Anthony Dragani deserves to be commended for his article, “A growing thirst for the traditional liturgy,” in Concourse Vol. IV, issue 6. He has highlighted admirably the danger of chronolatry (a word coinded by Jacques Maritain). It is a great illusion to believe that man’s spiritual horizon can be limited to the historical period in which we happen to live. Hand in hand with this, Mr. Dragani has discovered what Plato calls “the golden cord of tradition” and how enriching it is to draw upon its treasures. Whether past or present, let us test all things, and keep what is good.

Concerning Ms. Bratten’s article on the student who was expelled from Thomas Aquinas College for violating its policy against sleeping off campus without permission, it is clear that the young woman was attending the wrong college. If one joins an institution, one tacitly accepts its rules and regulations. Ms. Bratten refers to college students as “adults.” Does she mean “entitled to vote,” or is she referring to spiritual maturity? The word “adult” is ambiguous. Alas, life teaches one that “wisdom does not grow with wisdom teeth” (as Kierkegaard put it). Old people can be very immature while a St. Therese of Lisieux was fully mature at fifteen.
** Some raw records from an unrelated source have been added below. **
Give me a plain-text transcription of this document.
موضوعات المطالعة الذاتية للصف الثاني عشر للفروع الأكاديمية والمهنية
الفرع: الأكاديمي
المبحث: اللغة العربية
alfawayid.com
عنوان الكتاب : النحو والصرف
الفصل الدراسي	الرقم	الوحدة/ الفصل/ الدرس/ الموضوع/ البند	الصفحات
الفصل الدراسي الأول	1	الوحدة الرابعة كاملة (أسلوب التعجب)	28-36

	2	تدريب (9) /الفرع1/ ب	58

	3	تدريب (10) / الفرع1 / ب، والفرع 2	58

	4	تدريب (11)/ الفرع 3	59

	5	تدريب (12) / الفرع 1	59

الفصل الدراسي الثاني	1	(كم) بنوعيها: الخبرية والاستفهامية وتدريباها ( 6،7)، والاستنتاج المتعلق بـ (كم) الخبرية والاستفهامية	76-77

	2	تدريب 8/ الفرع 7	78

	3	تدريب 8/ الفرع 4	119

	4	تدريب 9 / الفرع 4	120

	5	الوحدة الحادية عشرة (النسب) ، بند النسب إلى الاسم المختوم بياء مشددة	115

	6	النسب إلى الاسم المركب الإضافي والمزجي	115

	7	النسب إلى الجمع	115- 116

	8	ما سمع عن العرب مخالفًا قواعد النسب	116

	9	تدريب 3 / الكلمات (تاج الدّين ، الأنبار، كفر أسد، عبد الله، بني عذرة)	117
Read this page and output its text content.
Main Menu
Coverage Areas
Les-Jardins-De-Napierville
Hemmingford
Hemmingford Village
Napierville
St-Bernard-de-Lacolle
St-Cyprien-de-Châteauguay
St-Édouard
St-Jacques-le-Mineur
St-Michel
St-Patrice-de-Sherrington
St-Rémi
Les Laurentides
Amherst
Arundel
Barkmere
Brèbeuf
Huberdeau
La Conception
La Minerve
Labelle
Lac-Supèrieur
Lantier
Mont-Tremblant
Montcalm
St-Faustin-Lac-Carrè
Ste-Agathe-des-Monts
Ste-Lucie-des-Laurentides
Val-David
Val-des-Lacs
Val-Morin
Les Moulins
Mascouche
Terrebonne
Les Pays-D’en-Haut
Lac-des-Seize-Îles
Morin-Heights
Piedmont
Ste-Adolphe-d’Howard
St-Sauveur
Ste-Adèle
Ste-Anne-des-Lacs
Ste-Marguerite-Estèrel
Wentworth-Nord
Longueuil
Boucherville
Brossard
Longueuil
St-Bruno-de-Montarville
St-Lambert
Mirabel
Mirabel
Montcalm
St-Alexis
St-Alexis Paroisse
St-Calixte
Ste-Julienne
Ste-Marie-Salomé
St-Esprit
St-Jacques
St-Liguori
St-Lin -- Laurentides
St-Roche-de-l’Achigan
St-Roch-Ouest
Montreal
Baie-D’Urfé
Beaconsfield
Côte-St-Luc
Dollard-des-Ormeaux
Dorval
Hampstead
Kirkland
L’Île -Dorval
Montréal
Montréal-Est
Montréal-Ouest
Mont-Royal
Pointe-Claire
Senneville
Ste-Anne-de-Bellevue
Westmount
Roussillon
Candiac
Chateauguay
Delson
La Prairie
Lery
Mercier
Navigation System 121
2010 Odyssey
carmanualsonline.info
As educators, the TAC administrators know that the safest way to avoid sin is not to expose oneself to temptations. That was the golden rule of St. John Bosco’s educational system. All of us can humbly acknowledge that there are sins we have not committed because through the wisdom of our educators or through God’s grace, we have not been exposed to temptations. Those who come very close to the fire should not lament when they are burnt.